By Celia Kenyangye |07 September 2022|5 Min Read
The recent and past centuries have witnessed a lot of environmental changes from the industrial revolution till today. There has been unprecedented loss of biodiversity (1) as a result of natural (floods, wildfires) and human (uncontrolled deforestation, over grazing) processes. Daily, 80,000 acres of tropical forest (2) are lost because of unrelenting population growth causing deforestation. If the rate of exploitation is greater than that of regeneration, ecosystems are at risk of destruction, yet humans need their services to thrive. This calls for action to restore the degraded ecosystems.

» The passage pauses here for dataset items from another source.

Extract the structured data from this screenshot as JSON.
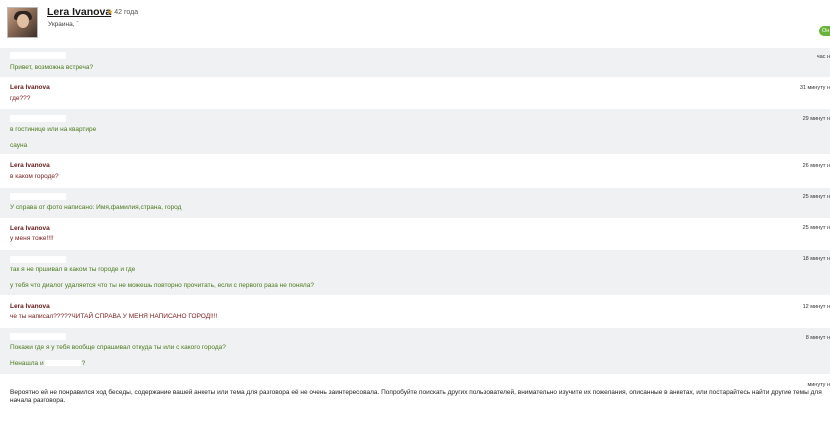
{
  "profile": {
    "name": "Lera Ivanova",
    "age": "42 года",
    "location": "Украина, ˉ",
    "online_badge": "Он"
  },
  "messages": [
    {
      "time": "час н",
      "lines": [
        "Привет, возможна встреча?"
      ]
    },
    {
      "author": "Lera Ivanova",
      "time": "31 минуту н",
      "lines": [
        "где???"
      ]
    },
    {
      "time": "29 минут н",
      "lines": [
        "в гостинице или на квартире",
        "сауна"
      ]
    },
    {
      "author": "Lera Ivanova",
      "time": "26 минут н",
      "lines": [
        "в каком городе?"
      ]
    },
    {
      "time": "25 минут н",
      "lines": [
        "У справа от фото написано: Имя,фамилия,страна, город"
      ]
    },
    {
      "author": "Lera Ivanova",
      "time": "25 минут н",
      "lines": [
        "у меня тоже!!!!"
      ]
    },
    {
      "time": "18 минут н",
      "lines": [
        "так я не пршивал в каком ты городе и где",
        "у тебя что диалог удаляется что ты не можешь повторно прочитать, если с первого раза не поняла?"
      ]
    },
    {
      "author": "Lera Ivanova",
      "time": "12 минут н",
      "lines": [
        "че ты написал?????ЧИТАЙ СПРАВА У МЕНЯ НАПИСАНО ГОРОД!!!!"
      ]
    },
    {
      "time": "8 минут н",
      "lines": [
        "Покажи где я у тебя вообще спрашивал откуда ты или с какого города?",
        "Ненашла и",
        "?"
      ]
    }
  ],
  "notice": {
    "time": "минуту н",
    "text": "Вероятно ей не понравился ход беседы, содержание вашей анкеты или тема для разговора её не очень заинтересовала. Попробуйте поискать других пользователей, внимательно изучите их пожелания, описанные в анкетах, или постарайтесь найти другие темы для начала разговора."
  },
  "colors": {
    "row_gray": "#f0f1f3",
    "author_color": "#6b1c1c",
    "sender_text": "#4b7a1e",
    "online_green": "#6cb33e"
  }
}
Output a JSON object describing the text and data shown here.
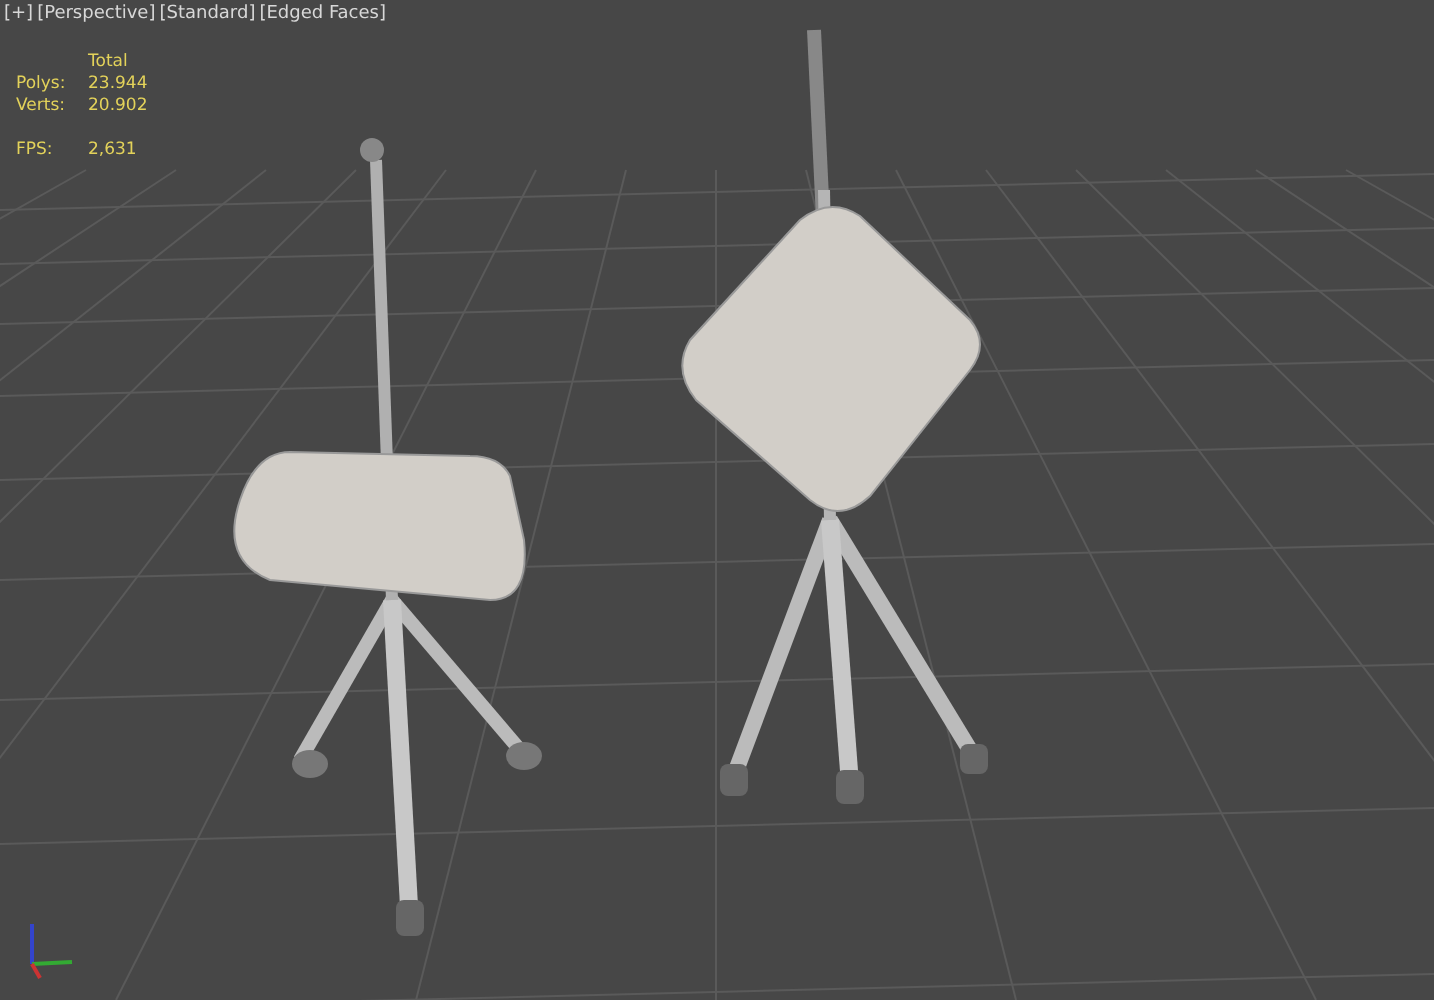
{
  "viewport_labels": [
    "[+]",
    "[Perspective]",
    "[Standard]",
    "[Edged Faces]"
  ],
  "statistics": {
    "header": "Total",
    "rows": [
      {
        "label": "Polys:",
        "value": "23.944"
      },
      {
        "label": "Verts:",
        "value": "20.902"
      }
    ],
    "fps": {
      "label": "FPS:",
      "value": "2,631"
    }
  }
}
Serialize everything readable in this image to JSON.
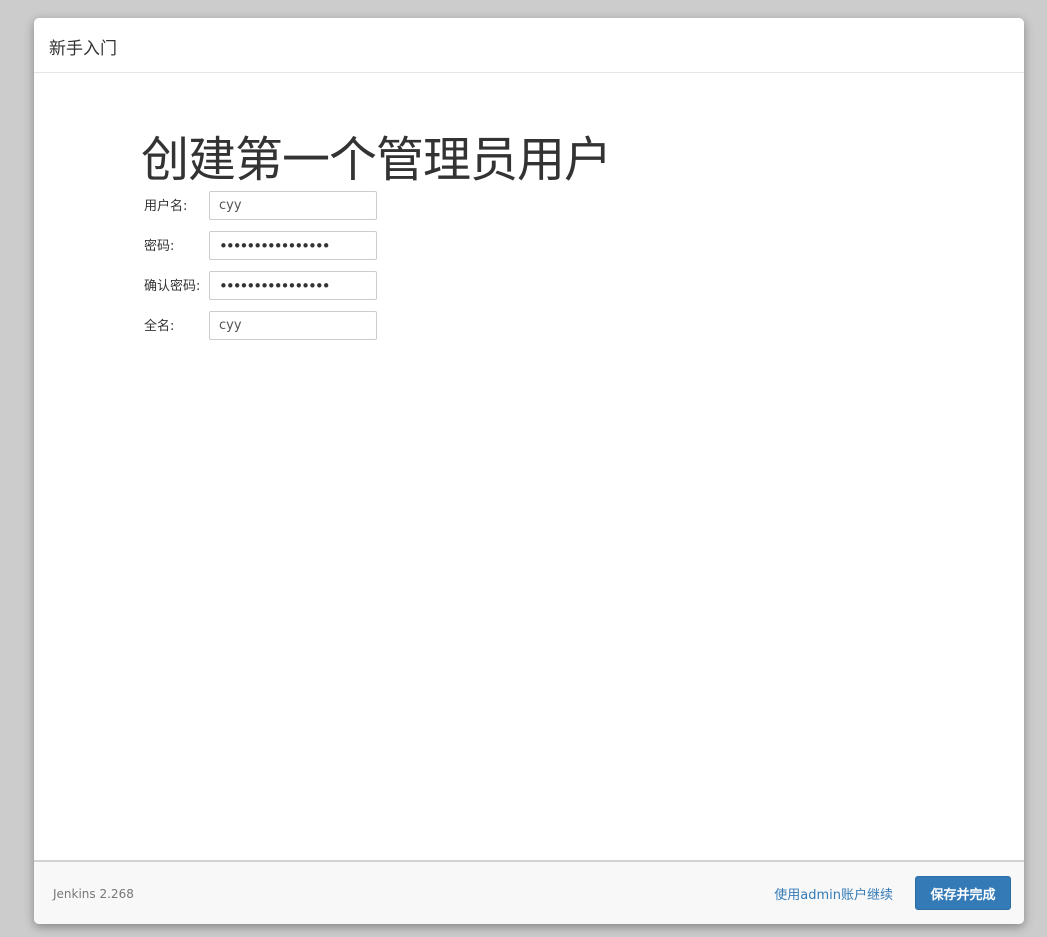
{
  "dialog": {
    "title": "新手入门"
  },
  "main": {
    "heading": "创建第一个管理员用户",
    "form": {
      "username_label": "用户名:",
      "username_value": "cyy",
      "password_label": "密码:",
      "password_value": "••••••••••••••••",
      "confirm_password_label": "确认密码:",
      "confirm_password_value": "••••••••••••••••",
      "fullname_label": "全名:",
      "fullname_value": "cyy"
    }
  },
  "footer": {
    "version": "Jenkins 2.268",
    "continue_as_admin_label": "使用admin账户继续",
    "save_and_finish_label": "保存并完成"
  },
  "colors": {
    "primary": "#337ab7",
    "backdrop": "#cccccc"
  }
}
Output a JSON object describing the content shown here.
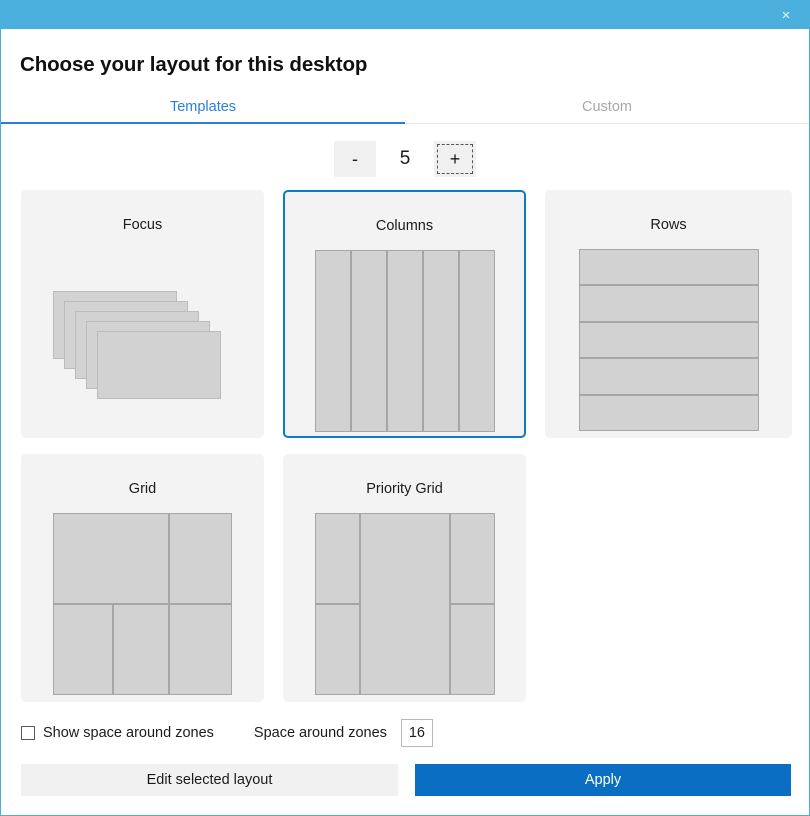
{
  "window": {
    "titlebar_color": "#4aafdd",
    "close_icon": "×"
  },
  "header": {
    "title": "Choose your layout for this desktop"
  },
  "tabs": [
    {
      "label": "Templates",
      "active": true
    },
    {
      "label": "Custom",
      "active": false
    }
  ],
  "stepper": {
    "decrement_label": "-",
    "value": "5",
    "increment_label": "+"
  },
  "layouts": [
    {
      "name": "Focus",
      "selected": false,
      "preview": "focus"
    },
    {
      "name": "Columns",
      "selected": true,
      "preview": "columns"
    },
    {
      "name": "Rows",
      "selected": false,
      "preview": "rows"
    },
    {
      "name": "Grid",
      "selected": false,
      "preview": "grid"
    },
    {
      "name": "Priority Grid",
      "selected": false,
      "preview": "priority-grid"
    }
  ],
  "options": {
    "show_space_label": "Show space around zones",
    "show_space_checked": false,
    "space_label": "Space around zones",
    "space_value": "16"
  },
  "actions": {
    "edit_label": "Edit selected layout",
    "apply_label": "Apply",
    "apply_color": "#0a6fc2"
  }
}
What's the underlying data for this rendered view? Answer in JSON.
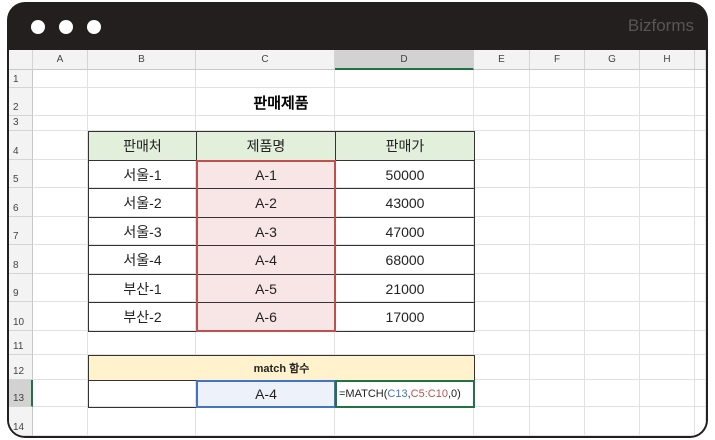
{
  "window": {
    "brand": "Bizforms"
  },
  "columns": [
    "A",
    "B",
    "C",
    "D",
    "E",
    "F",
    "G",
    "H"
  ],
  "selected_column": "D",
  "rows": [
    "1",
    "2",
    "3",
    "4",
    "5",
    "6",
    "7",
    "8",
    "9",
    "10",
    "11",
    "12",
    "13",
    "14"
  ],
  "selected_row": "13",
  "title": "판매제품",
  "table": {
    "headers": [
      "판매처",
      "제품명",
      "판매가"
    ],
    "rows": [
      [
        "서울-1",
        "A-1",
        "50000"
      ],
      [
        "서울-2",
        "A-2",
        "43000"
      ],
      [
        "서울-3",
        "A-3",
        "47000"
      ],
      [
        "서울-4",
        "A-4",
        "68000"
      ],
      [
        "부산-1",
        "A-5",
        "21000"
      ],
      [
        "부산-2",
        "A-6",
        "17000"
      ]
    ]
  },
  "match": {
    "label": "match 함수",
    "b13": "",
    "lookup": "A-4",
    "formula_prefix": "=MATCH(",
    "ref1": "C13",
    "sep": ",",
    "ref2": "C5:C10",
    "suffix": ",0)"
  },
  "colors": {
    "header_green": "#e2efda",
    "match_yellow": "#fff2cc",
    "ref_blue": "#4472c4",
    "ref_red": "#c0504d",
    "active_green": "#217346"
  }
}
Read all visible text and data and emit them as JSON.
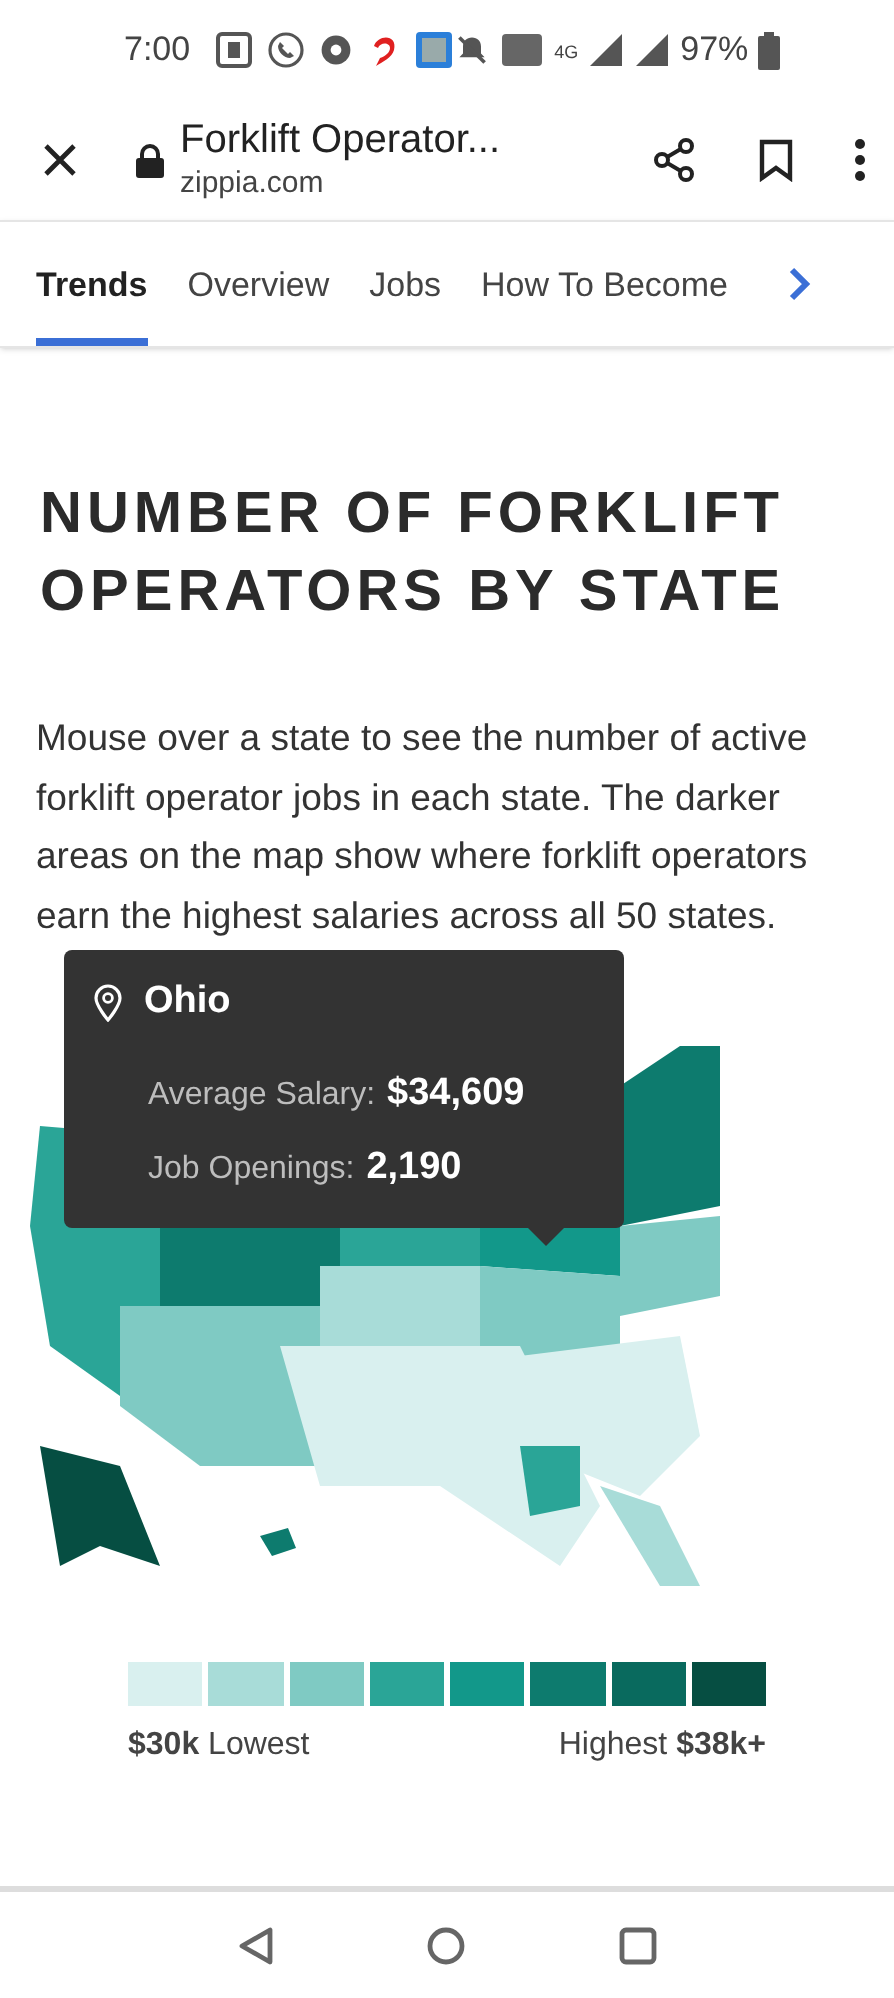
{
  "status_bar": {
    "time": "7:00",
    "battery": "97%",
    "network": "4G"
  },
  "browser": {
    "title": "Forklift Operator...",
    "domain": "zippia.com"
  },
  "tabs": [
    {
      "label": "Trends",
      "selected": true
    },
    {
      "label": "Overview",
      "selected": false
    },
    {
      "label": "Jobs",
      "selected": false
    },
    {
      "label": "How To Become",
      "selected": false
    }
  ],
  "heading": "NUMBER OF FORKLIFT OPERATORS BY STATE",
  "description": "Mouse over a state to see the number of active forklift operator jobs in each state. The darker areas on the map show where forklift operators earn the highest salaries across all 50 states.",
  "tooltip": {
    "state": "Ohio",
    "rows": [
      {
        "label": "Average Salary:",
        "value": "$34,609"
      },
      {
        "label": "Job Openings:",
        "value": "2,190"
      }
    ]
  },
  "legend": {
    "swatches": [
      {
        "color": "#d9f0ef"
      },
      {
        "color": "#a8dcd8"
      },
      {
        "color": "#7fcac3"
      },
      {
        "color": "#2aa597"
      },
      {
        "color": "#12988a"
      },
      {
        "color": "#0d7b6e"
      },
      {
        "color": "#096a5e"
      },
      {
        "color": "#064e42"
      }
    ],
    "low": "**$30k** Lowest",
    "high": "Highest **$38k+**"
  }
}
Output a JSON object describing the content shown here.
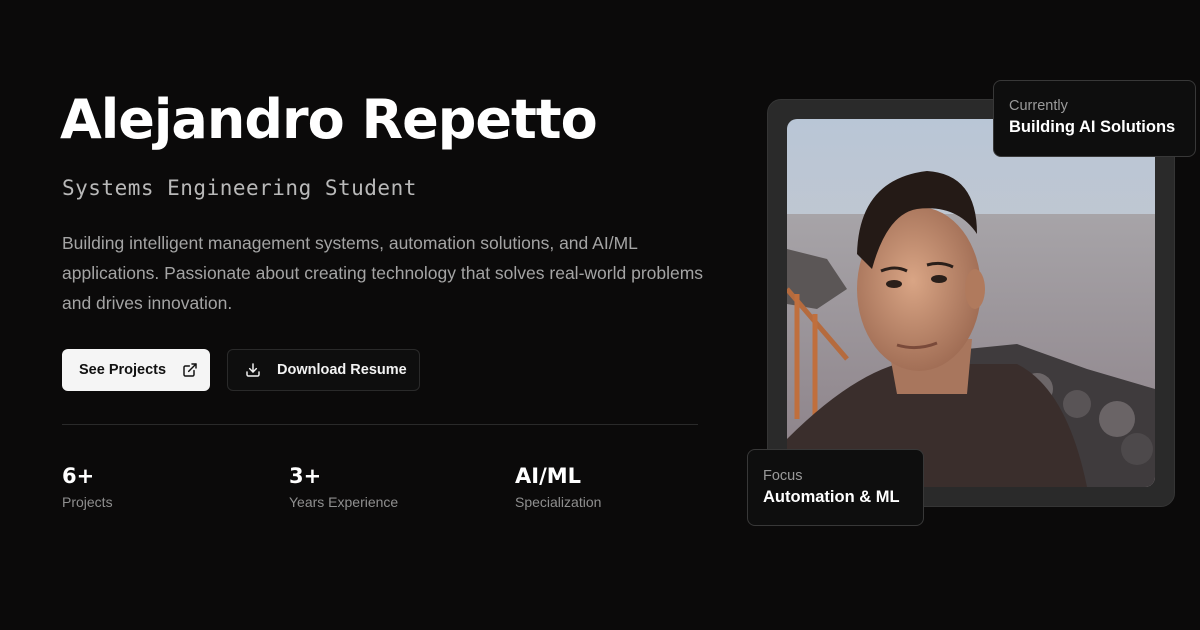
{
  "hero": {
    "name": "Alejandro Repetto",
    "role": "Systems Engineering Student",
    "description": "Building intelligent management systems, automation solutions, and AI/ML applications. Passionate about creating technology that solves real-world problems and drives innovation."
  },
  "actions": {
    "primary": {
      "label": "See Projects",
      "icon": "external-link-icon"
    },
    "secondary": {
      "label": "Download Resume",
      "icon": "download-icon"
    }
  },
  "stats": [
    {
      "value": "6+",
      "label": "Projects"
    },
    {
      "value": "3+",
      "label": "Years Experience"
    },
    {
      "value": "AI/ML",
      "label": "Specialization"
    }
  ],
  "badges": {
    "top": {
      "label": "Currently",
      "value": "Building AI Solutions"
    },
    "bottom": {
      "label": "Focus",
      "value": "Automation & ML"
    }
  },
  "colors": {
    "background": "#0b0a0a",
    "primary_button_bg": "#f5f5f5",
    "card_bg": "#0e0e0e"
  }
}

Ecosystem restoration supports recovery of disturbed or degraded ecosystems such as forests (3). Forest ecosystems are restored directly through planting of trees and indirectly by removing inherent pressures that undermine ecosystem functions so that nature can recover on its own.
Action to restore an ecosystem can be done at both local and global scales through different initiatives such as tree planting, for example the Bonn challenge target of restoring 46% of the worlds degraded forests. These initiatives have the potential to improve air quality, reverse forest clearance, slow biodiversity loss and improve human livelihoods for the present and future generations.
Notably, it is not always possible or desirable to return an ecosystem to its original condition. For instance, the growing population (4) still needs farmland and infrastructure on land that was once a forest ecosystem. However, this means that we ought to strike an equilibrium between conservation of nature and human activities.
In conclusion, restoration of ecosystems is important in sustaining life on earth and protecting them makes the achievement of associated sustainable development goals (SDGs) (5) possible such as, zero hunger (SDG2), clean water and sanitation (SDG6), affordable and clean energy (SDG 7), climate action (SDG 13), life below water (SDG 14) and Life on land (SDG15).